Australische Bank will Techem übernehmen

- Frankfurt/Main - Die australische Bank Macquarie will den Energiedienstleister Techem für 1,09 Milliarden Euro übernehmen. Den Anteilseignern werde ein Gebot über 44 Euro je Aktie gemacht, teilte die zur Bank gehörende Gesellschaft MEIF II Energie Beteiligungen GmbH & Co. KG mit.

Techem wollte zunächst keine Stellung nehmen. "Wir kommentieren dies nicht", sagte ein Pressesprecher des im MDAX notierten Unternehmens auf Anfrage. Die auf Investitionen in Infrastruktur-Unternehmen spezialisierte Bank hatte erst in der vergangenen Woche zusammen mit einem Konsortium die britische RWE-Tochter Thames Water für knapp 12 Milliarden Euro übernommen.

Macquarie bezeichnete ihre Übernahmeofferte als attraktives Angebot für die Aktionäre. Der Preis von 44 Euro je Aktie bedeute einen Aufschlag von 18,9 Prozent auf den durchschnittlichen Börsenkurs der vergangenen drei Monate, sagte der für die europäischen Infrastrukturfonds zuständige Direktor Martin Stanley. Die MEIF II Energie Beteiligungen GmbH & Co. KG sei ein langfristig orientierter Eigentümer. Nach einer Übernahme sollten Sitz und Marke des Energiedienstleisters erhalten bleiben. Es gäbe zudem keine Pläne für weitere Restrukturierungsmaßnahmen bei Techem.

Macquarie und die 100-prozentige Tochter MEIF II halten der Mitteilung zufolge derzeit bereits einen Anteil von 17,0 Prozent an Techem. Die noch ausstehende Abwicklung erfolgter Aktienkäufe sowie die von Techem gehaltenen eigenen Aktien werden die Stimmrechte noch auf ein höheres Niveau heben, wie es hieß. MEIF II habe bereits Treffen mit dem Techem-Vorstand abgehalten und sei weiter um eine Zustimmung zu der Übernahme bemüht.
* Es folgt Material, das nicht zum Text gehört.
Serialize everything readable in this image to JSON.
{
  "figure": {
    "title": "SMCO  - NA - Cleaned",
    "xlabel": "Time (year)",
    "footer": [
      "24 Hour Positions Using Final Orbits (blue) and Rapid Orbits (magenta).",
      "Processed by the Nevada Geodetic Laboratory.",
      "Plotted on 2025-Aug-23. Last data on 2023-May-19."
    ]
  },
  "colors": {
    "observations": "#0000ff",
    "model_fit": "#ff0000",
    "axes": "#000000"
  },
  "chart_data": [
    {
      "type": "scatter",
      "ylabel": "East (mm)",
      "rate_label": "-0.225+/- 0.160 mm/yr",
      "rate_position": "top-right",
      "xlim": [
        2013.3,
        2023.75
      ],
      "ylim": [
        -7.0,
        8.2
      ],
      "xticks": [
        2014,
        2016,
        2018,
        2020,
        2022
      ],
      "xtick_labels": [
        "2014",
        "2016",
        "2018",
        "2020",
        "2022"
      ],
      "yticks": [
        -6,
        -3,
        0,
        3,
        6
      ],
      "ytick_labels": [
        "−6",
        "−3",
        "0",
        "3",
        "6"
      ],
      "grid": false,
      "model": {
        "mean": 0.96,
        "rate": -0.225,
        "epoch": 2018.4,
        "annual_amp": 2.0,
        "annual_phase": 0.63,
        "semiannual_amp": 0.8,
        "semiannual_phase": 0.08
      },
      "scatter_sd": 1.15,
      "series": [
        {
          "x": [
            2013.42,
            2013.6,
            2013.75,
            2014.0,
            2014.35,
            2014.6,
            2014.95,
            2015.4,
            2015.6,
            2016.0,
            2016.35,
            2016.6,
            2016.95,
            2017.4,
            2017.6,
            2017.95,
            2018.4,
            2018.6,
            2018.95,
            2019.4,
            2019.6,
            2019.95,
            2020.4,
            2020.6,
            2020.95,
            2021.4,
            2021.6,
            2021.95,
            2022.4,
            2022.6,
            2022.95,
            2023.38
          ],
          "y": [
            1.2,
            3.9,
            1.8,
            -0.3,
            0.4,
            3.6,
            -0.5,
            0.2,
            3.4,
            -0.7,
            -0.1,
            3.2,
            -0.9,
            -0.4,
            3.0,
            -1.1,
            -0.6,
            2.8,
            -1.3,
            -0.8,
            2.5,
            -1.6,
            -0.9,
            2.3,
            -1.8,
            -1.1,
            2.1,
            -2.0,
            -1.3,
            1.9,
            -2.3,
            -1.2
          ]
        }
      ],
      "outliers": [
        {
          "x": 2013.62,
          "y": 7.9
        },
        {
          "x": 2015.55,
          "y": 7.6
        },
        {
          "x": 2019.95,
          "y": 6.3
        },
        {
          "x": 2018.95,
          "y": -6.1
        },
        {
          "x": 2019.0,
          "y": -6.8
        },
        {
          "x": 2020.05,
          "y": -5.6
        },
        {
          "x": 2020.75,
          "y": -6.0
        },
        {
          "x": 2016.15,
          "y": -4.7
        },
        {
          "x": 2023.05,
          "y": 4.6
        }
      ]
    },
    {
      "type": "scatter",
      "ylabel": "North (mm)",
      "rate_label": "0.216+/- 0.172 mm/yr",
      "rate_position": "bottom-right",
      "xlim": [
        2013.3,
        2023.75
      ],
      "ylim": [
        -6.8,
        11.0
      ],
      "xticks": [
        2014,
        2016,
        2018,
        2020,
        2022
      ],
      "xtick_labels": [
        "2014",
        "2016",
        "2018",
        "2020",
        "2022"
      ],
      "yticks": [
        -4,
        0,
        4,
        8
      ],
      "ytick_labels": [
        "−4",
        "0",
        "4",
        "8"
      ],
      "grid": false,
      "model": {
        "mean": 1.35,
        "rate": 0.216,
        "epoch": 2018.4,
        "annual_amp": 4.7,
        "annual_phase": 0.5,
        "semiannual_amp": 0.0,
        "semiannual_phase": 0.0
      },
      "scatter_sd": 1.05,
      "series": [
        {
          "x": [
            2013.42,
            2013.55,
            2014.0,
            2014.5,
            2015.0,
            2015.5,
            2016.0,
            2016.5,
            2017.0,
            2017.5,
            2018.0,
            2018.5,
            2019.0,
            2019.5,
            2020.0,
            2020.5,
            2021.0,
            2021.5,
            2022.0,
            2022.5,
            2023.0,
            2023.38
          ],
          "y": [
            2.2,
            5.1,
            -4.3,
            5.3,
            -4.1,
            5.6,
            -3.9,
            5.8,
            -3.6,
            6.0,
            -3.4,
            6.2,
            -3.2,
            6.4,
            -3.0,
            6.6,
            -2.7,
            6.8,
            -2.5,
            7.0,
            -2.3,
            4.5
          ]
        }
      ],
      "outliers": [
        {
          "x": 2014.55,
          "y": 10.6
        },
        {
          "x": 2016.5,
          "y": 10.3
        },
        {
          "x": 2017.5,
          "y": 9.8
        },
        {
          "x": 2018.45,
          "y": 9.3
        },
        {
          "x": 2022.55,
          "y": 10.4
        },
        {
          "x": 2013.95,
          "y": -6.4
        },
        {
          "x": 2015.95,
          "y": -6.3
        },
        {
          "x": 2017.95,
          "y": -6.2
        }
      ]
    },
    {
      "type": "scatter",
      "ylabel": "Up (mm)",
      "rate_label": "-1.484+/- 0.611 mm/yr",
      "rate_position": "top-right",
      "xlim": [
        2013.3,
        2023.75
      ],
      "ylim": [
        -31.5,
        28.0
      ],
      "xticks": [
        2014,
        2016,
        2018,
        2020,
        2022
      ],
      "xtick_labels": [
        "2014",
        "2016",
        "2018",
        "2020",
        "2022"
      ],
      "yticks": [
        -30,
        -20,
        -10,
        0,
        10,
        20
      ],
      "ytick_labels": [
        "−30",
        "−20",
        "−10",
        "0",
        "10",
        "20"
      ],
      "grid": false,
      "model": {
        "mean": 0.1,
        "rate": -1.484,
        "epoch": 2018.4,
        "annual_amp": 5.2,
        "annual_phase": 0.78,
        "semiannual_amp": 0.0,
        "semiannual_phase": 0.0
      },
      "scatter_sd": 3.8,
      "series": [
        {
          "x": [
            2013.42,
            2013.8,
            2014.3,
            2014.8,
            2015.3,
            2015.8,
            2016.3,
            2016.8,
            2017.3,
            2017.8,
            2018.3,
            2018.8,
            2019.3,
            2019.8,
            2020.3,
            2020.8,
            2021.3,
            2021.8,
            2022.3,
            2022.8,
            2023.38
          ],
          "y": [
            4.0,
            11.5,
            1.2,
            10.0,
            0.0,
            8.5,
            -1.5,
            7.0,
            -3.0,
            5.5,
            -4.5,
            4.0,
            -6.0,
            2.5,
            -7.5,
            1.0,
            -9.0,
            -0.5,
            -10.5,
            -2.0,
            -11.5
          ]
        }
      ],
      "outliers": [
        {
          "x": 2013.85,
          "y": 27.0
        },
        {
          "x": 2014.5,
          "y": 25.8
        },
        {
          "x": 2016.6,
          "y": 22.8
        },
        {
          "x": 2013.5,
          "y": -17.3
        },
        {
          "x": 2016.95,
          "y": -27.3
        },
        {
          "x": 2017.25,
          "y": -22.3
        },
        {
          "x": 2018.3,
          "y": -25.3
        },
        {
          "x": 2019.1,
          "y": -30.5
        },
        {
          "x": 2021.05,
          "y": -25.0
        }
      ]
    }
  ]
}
Techem hatte in der vergangenen Woche eine positive Bilanz für das abgelaufene Geschäftsjahr 2005/06 (30. September) vorgelegt. Umsatz und operativer Gewinn sind nach vorläufigen Zahlen zweistellig gestiegen. Die endgültigen Bilanzzahlen sollen am 14. Dezember veröffentlicht werden. Die Techem-Aktie war in den vergangenen Monaten deutlich stärker gestiegen als der Gesamtmarkt und hatte am Freitag mit einem Plus von 1,73 Prozent bei 42,25 Euro geschlossen.